The Year: 1966
The Model: Austin Healey 3000
The Drivetrain: A 2.9-liter straight six making 150 blue-blooded horses, routed through a five speed manual transmission. [This car is roadster-spec.]
Favourite Five Points
- Buying an Austin-Healey is signing up for a interactive relationship: there are eleven grease points that need attention every 1000 miles, first gear is unsynchronized, and the twin carburetors need tuning.
- Many people thing of chrome as a strictly American ornament, but the fine-toothed grill on this Big Healey is a shiny masterpiece.
- The sound. While not as famous as the songs of Anglo contemporaries like the Jaguar XKE and Aston Martin DB5, to our ears, the Healey six-cylinder takes the British Crown.
- The Stow-and-Go Top. Austin-Healey was one of the first brands to design its tops to be stowable by the driver from his seat.

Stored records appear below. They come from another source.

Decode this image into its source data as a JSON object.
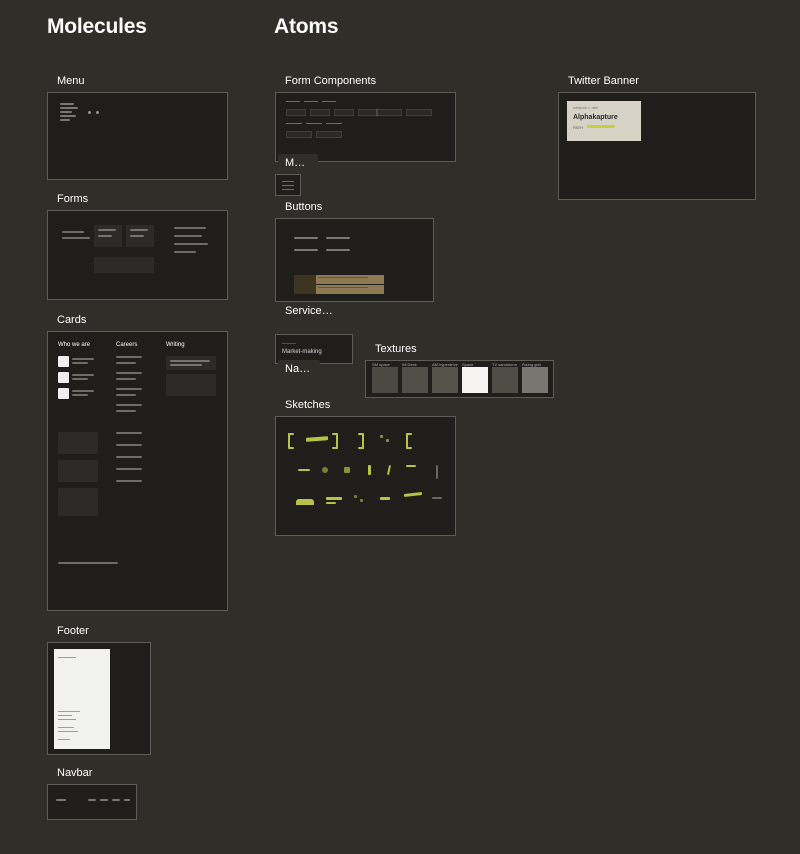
{
  "headings": {
    "molecules": "Molecules",
    "atoms": "Atoms"
  },
  "molecules": {
    "menu": {
      "label": "Menu"
    },
    "forms": {
      "label": "Forms"
    },
    "cards": {
      "label": "Cards",
      "columns": [
        "Who we are",
        "Careers",
        "Writing"
      ]
    },
    "footer": {
      "label": "Footer"
    },
    "navbar": {
      "label": "Navbar"
    }
  },
  "atoms": {
    "form_components": {
      "label": "Form Components"
    },
    "menu": {
      "label": "Men…"
    },
    "buttons": {
      "label": "Buttons"
    },
    "service": {
      "label": "Service R…"
    },
    "navbar": {
      "label": "Navb…",
      "line1": "Market-making"
    },
    "textures": {
      "label": "Textures",
      "swatches": [
        {
          "name": "SM space",
          "color": "#4a4942"
        },
        {
          "name": "IM Deck",
          "color": "#514f47"
        },
        {
          "name": "AM hyperdrive",
          "color": "#55534a"
        },
        {
          "name": "Space",
          "color": "#f5f4f0"
        },
        {
          "name": "TV sandstorm",
          "color": "#4f4d45"
        },
        {
          "name": "Rising grid",
          "color": "#787671"
        }
      ]
    },
    "sketches": {
      "label": "Sketches"
    },
    "twitter": {
      "label": "Twitter Banner",
      "title": "Alphakapture",
      "sub": "network × defi"
    }
  },
  "accent": "#b8c245"
}
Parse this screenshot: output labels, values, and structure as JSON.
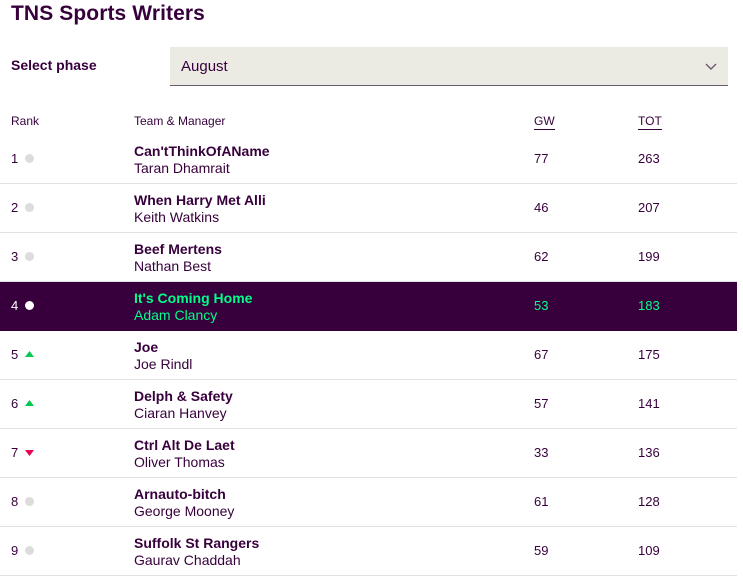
{
  "page": {
    "title": "TNS Sports Writers"
  },
  "phase": {
    "label": "Select phase",
    "selected": "August"
  },
  "table": {
    "headers": {
      "rank": "Rank",
      "team": "Team & Manager",
      "gw": "GW",
      "tot": "TOT"
    },
    "rows": [
      {
        "rank": "1",
        "movement": "same",
        "team": "Can'tThinkOfAName",
        "manager": "Taran Dhamrait",
        "gw": "77",
        "tot": "263"
      },
      {
        "rank": "2",
        "movement": "same",
        "team": "When Harry Met Alli",
        "manager": "Keith Watkins",
        "gw": "46",
        "tot": "207"
      },
      {
        "rank": "3",
        "movement": "same",
        "team": "Beef Mertens",
        "manager": "Nathan Best",
        "gw": "62",
        "tot": "199"
      },
      {
        "rank": "4",
        "movement": "same",
        "team": "It's Coming Home",
        "manager": "Adam Clancy",
        "gw": "53",
        "tot": "183",
        "highlighted": true
      },
      {
        "rank": "5",
        "movement": "up",
        "team": "Joe",
        "manager": "Joe Rindl",
        "gw": "67",
        "tot": "175"
      },
      {
        "rank": "6",
        "movement": "up",
        "team": "Delph & Safety",
        "manager": "Ciaran Hanvey",
        "gw": "57",
        "tot": "141"
      },
      {
        "rank": "7",
        "movement": "down",
        "team": "Ctrl Alt De Laet",
        "manager": "Oliver Thomas",
        "gw": "33",
        "tot": "136"
      },
      {
        "rank": "8",
        "movement": "same",
        "team": "Arnauto-bitch",
        "manager": "George Mooney",
        "gw": "61",
        "tot": "128"
      },
      {
        "rank": "9",
        "movement": "same",
        "team": "Suffolk St Rangers",
        "manager": "Gaurav Chaddah",
        "gw": "59",
        "tot": "109"
      }
    ]
  },
  "colors": {
    "primary": "#37003c",
    "highlight_text": "#00ff87",
    "up": "#00c853",
    "down": "#e90052",
    "same": "#d9d9d9"
  }
}
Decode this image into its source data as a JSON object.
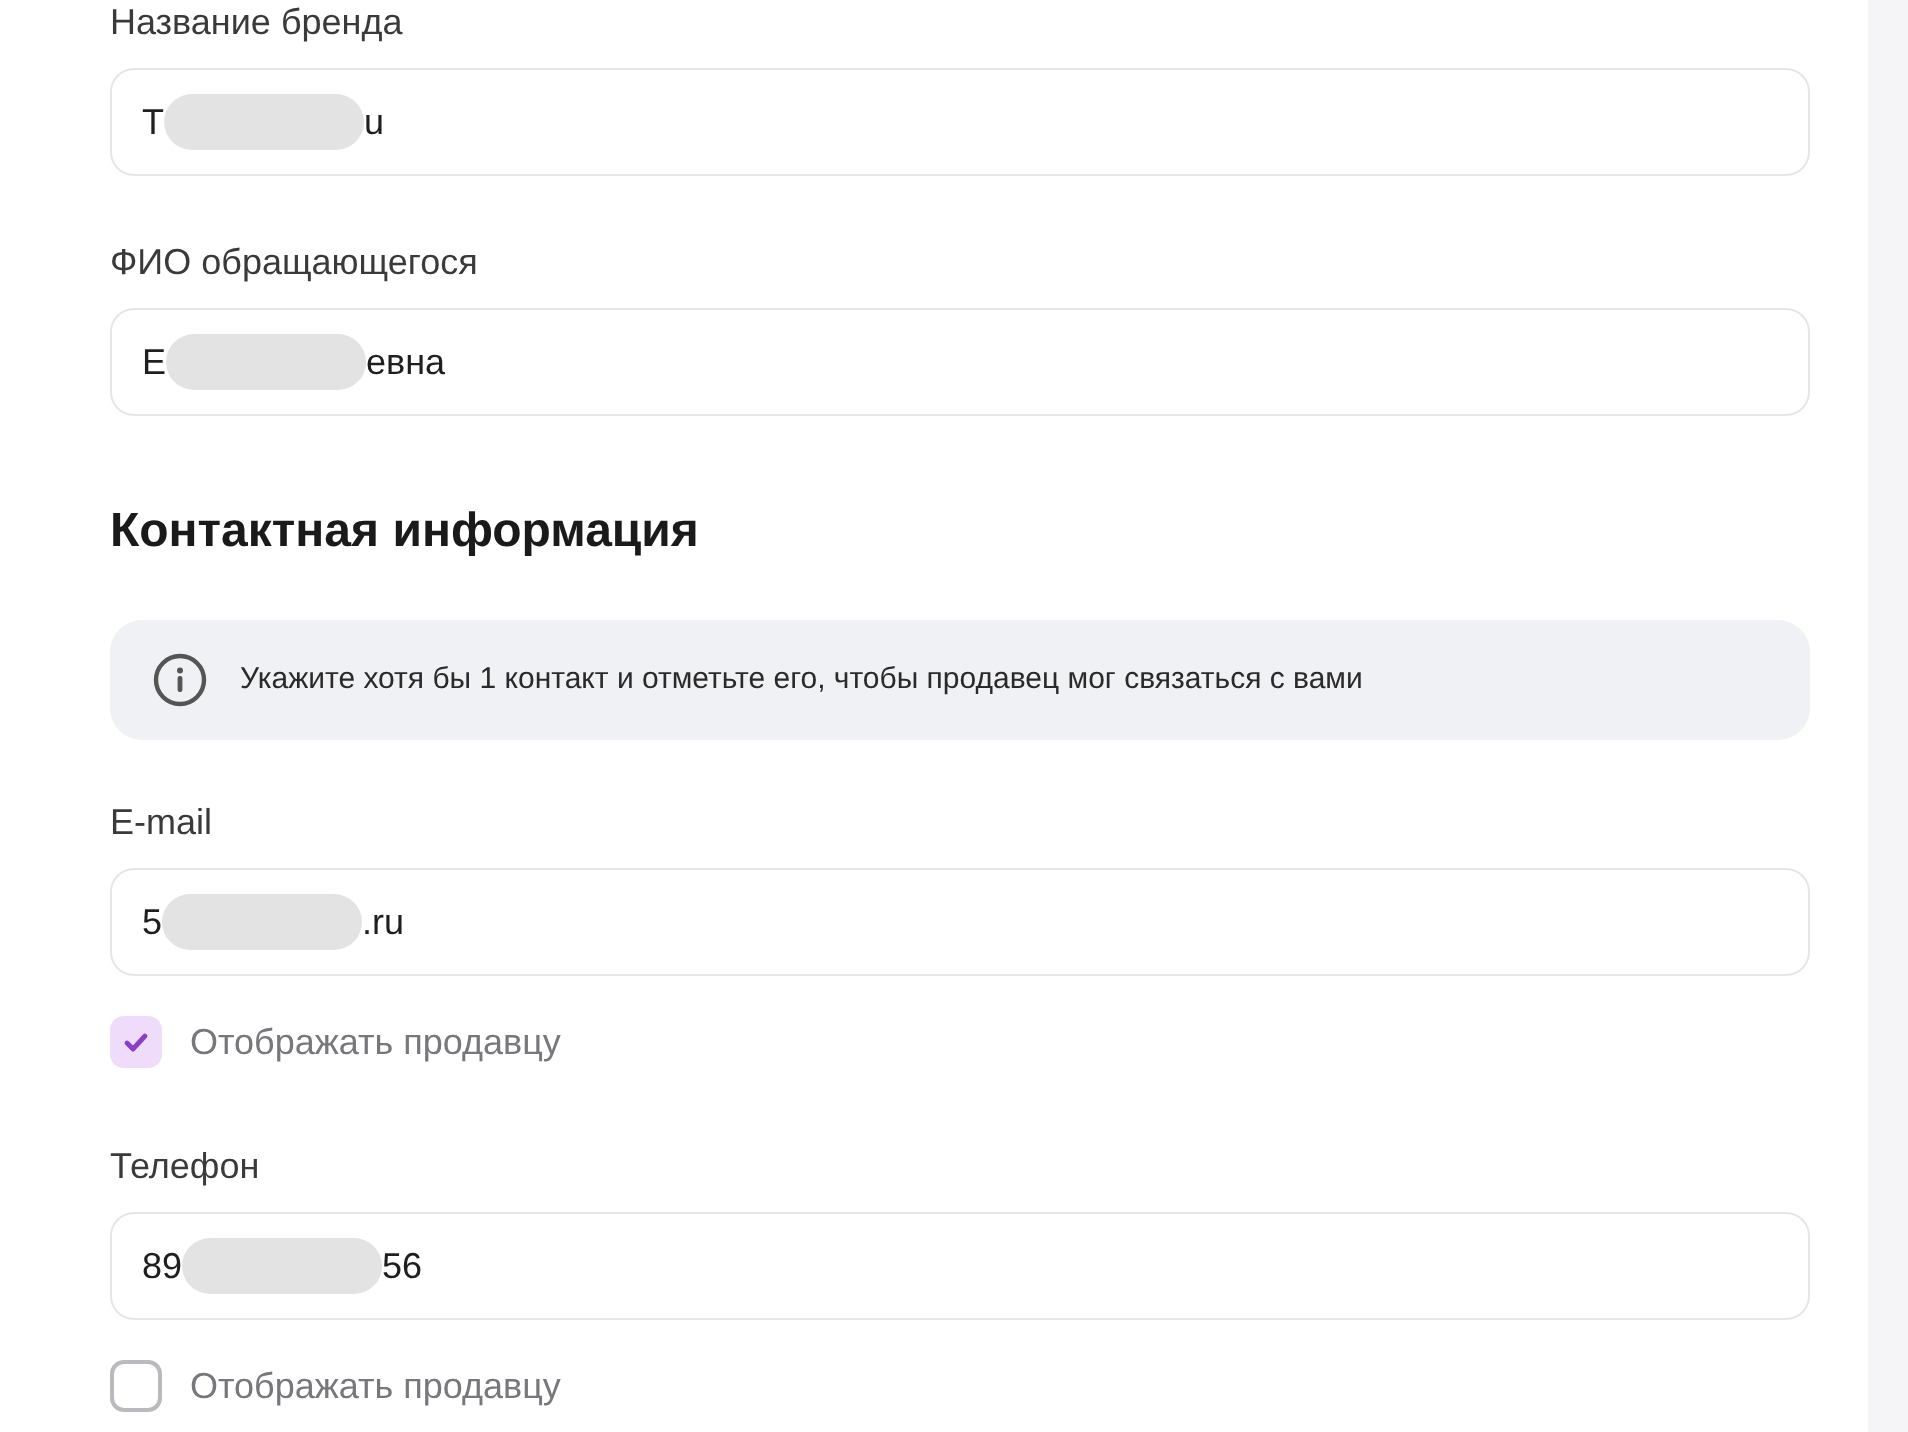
{
  "fields_top": [
    {
      "label": "Название бренда",
      "value_parts": [
        "Т",
        "u"
      ]
    },
    {
      "label": "ФИО обращающегося",
      "value_parts": [
        "Е",
        "евна"
      ]
    }
  ],
  "section": {
    "title": "Контактная информация",
    "notice": "Укажите хотя бы 1 контакт и отметьте его, чтобы продавец мог связаться с вами"
  },
  "contacts": [
    {
      "label": "E-mail",
      "value_parts": [
        "5",
        ".ru"
      ],
      "show_to_seller": {
        "label": "Отображать продавцу",
        "checked": true
      }
    },
    {
      "label": "Телефон",
      "value_parts": [
        "89",
        "56"
      ],
      "show_to_seller": {
        "label": "Отображать продавцу",
        "checked": false
      }
    }
  ]
}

- The shape. By 1966, this was a near 15 year-old design, giving it the small footprint and classic rear deck of fifties roadster but the amped-up power of British musclecar.
- A lack of power steering (with that heavy engine!) and roll-up windows test our patience with sixties technology—this is not a daily driver.
- The swapped-in Motolita steering wheel is nice, but we’d prefer the original.
- We’re torn on the subject of ground-up restorations. On one hand, this car is essentially as it would have come from the factory, a perfectionist’s dream. On the other hand, a car like this deserves the patina that comes with decades of use—we love our vintage cars to, well, show their vintage. History should be part of the package.
This car is priced slightly below value, so we’re inclined to say: great buy! But then again, that cherished patina rears its tarnished head: for a $30k discount, we might track down an unrestored car with a few well-earned blemishes and love it all the more.